Тюрьма, конечно, наносила отпечаток на жизнь улицы, и можно сказать, была центрообразующим звеном. Даже тополя, расположенные у тюрьмы, были немножко другими по назначению; так с них, например, арестантам перебрасывали так называемый перекид, но, конечно, с дерева было не так-то просто убежать от милиции.
Как пишет Александр Иваненко в своей книге «Прогулки по Тюмени»: «Улица в честь Достоевского …находится на задах исправительного заведения 68/1, называемого тюменцами по привычке тюрьмой. Эта часть Тюмени начала застраиваться в конце XIX века; здесь сохранились столетние, вросшие в землю и покосившиеся дома. Только дом 9 — длиннющая пятиэтажка постройки начала 1970-х — утесом возвышается над развалюхами».
…Что интересно, к Достоевскому меня совсем не так давно вернул японец. Хотя, конечно, писателя я и сама читаю. Для меня он на удивление не кажется мрачным, а более того, наполнен юмором. Кстати, человек, прошедший такие испытания, как Федор Михайлович, вряд ли сможет воспринимать жизнь по-другому. В какой-то момент и смерть, и смех встречаются и являются освобождающим понятием. Знакомая сказала, что один ее друг приехал ненадолго в Тюмень. Он изучает Достоевского. Всякий взгляд на человека или какое-то местное достояние извне придает ему гораздо больше веса, и зачастую большое видится лучше именно на расстоянии. Вспомним известного ученого, исследователя русских народных сказок Проппа.

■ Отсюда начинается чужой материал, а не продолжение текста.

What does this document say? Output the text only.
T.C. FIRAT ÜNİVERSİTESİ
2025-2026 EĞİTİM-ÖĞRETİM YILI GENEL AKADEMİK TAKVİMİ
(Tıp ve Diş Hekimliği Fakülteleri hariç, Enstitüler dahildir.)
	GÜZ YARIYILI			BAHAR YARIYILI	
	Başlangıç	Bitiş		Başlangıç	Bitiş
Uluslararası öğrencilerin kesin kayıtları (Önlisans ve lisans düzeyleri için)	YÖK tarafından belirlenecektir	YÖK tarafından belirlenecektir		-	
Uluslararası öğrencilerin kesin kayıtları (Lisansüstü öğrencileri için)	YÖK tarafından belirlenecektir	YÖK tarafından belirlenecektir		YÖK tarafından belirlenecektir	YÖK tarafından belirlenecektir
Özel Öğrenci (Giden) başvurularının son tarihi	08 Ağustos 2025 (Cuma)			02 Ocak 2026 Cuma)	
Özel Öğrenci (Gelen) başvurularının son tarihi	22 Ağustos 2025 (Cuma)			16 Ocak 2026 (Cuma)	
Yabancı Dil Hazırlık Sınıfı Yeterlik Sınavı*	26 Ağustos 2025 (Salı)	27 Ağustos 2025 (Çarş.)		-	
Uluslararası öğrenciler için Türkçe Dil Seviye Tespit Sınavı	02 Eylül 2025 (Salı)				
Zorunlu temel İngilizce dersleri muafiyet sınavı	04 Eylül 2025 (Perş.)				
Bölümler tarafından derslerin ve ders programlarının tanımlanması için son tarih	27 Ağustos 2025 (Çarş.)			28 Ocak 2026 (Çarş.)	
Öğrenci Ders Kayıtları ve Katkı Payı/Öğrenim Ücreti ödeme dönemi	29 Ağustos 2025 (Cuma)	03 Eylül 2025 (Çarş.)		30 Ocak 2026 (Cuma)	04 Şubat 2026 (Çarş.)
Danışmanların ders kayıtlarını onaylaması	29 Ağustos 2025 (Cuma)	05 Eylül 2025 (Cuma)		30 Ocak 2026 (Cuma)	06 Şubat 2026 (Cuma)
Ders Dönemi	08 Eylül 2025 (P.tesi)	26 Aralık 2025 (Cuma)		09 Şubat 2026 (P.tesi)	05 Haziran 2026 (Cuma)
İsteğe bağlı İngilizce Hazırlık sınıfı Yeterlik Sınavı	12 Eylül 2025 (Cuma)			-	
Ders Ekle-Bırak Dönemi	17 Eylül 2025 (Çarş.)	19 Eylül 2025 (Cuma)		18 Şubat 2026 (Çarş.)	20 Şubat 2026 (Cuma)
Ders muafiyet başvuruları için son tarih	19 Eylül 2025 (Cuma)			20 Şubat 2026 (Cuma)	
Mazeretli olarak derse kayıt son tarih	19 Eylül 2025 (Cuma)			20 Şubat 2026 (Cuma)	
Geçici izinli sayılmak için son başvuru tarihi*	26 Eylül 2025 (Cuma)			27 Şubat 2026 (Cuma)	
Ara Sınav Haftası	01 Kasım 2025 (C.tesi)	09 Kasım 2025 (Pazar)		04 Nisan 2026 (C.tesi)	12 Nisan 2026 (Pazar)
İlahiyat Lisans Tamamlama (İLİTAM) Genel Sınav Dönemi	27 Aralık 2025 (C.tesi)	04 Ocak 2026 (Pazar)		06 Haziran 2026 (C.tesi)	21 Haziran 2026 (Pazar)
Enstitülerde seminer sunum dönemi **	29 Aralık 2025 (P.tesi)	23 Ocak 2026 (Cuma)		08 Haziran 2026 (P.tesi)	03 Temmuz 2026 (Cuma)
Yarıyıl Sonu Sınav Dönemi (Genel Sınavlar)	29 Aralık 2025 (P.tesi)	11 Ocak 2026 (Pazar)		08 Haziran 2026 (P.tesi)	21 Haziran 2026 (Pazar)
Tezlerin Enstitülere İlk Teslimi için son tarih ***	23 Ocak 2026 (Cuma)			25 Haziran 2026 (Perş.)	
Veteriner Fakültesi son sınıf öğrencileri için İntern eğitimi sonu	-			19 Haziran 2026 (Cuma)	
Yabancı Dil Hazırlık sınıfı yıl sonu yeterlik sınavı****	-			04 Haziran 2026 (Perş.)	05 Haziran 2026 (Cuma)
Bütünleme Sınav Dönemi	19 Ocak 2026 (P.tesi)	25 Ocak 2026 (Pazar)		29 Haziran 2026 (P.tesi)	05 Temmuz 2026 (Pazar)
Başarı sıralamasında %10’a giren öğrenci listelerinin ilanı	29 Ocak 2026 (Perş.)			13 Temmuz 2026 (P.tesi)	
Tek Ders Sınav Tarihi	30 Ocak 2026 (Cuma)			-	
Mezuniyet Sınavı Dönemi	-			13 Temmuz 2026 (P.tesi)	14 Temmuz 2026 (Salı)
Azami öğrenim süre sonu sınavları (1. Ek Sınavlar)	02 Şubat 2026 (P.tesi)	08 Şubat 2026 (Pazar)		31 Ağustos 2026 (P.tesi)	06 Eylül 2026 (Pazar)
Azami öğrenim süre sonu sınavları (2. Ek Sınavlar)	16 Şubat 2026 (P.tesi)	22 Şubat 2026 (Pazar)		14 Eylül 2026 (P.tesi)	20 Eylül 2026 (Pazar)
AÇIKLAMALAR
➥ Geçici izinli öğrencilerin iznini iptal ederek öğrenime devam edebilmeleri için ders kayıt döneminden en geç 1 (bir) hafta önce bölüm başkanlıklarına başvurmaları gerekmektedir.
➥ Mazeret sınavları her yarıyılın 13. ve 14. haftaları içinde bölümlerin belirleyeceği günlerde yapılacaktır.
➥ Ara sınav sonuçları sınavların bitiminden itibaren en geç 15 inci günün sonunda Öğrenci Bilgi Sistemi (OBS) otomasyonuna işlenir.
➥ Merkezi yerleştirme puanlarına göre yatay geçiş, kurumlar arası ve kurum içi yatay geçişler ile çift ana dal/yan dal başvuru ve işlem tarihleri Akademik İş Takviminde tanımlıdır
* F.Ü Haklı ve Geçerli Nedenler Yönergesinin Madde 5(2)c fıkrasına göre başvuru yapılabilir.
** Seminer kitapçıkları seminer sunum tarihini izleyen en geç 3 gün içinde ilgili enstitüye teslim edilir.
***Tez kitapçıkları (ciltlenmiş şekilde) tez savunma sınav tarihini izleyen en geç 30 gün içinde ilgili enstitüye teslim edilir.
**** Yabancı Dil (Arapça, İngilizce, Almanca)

Так же и Наохиту Саису. Он ездит по России по местам, связанным с Достоевским. «Для понимания позиции Достоевского в первую очередь следует обращать внимание на то, что он был одновременно не только художником, но и мыслителем, который всю жизнь мучился проблемой существования Бога», — это уже из диссертации Наохиту. Наохиту очень строг к точности понимания и каждую фразу переспрашивает: верно ли он ее понял в контексте. Эта важность передается и другим. Eсть что-то от самого Достоевского в людях, выбравших для себя этого писателя, — какой-то путь странничества и религиозного отшельничества. Вспоминаю, как прощалась с Наохито, а он ехал вновь не в Японию, а в Омск, тоже город, связанный с писателем.
Для понимания Достоевского, конечно, важен его опыт, связанный с тюрьмой. Кстати, за что он был осужден? Как пишет тюменский краевед Дмитрий Падерин: «Достоевский, в частности, был осужден не только за посещение собраний, но прежде всего за то, что неоднократно читал и таким образом был причастен к распространению знаменитого письма Белинского к Гоголю от 15 июля 1847 года, в котором Белинский в оскорбительной форме критиковал творчество и социальную позицию прославленного мистика. Именно там были написаны слова, ставшие яблоком раздора между властями и теми, кто поддерживал «коммунистов», как часто называли петрашевцев: «Вы не заметили, что Россия видит свое спасение не в мистицизме, не в аскетизме, не в пиетизме, а в успехах цивилизации, просвещения, гуманности. Eй нужны не проповеди (довольно слышала она их!), не молитвы (довольно твердила она их!), а пробуждение в народе чувства человеческого достоинства, столько веков потерянного в грязи и навозе, права и законы, собранные не с учением церкви, а со здравым смыслом и справедливостью…»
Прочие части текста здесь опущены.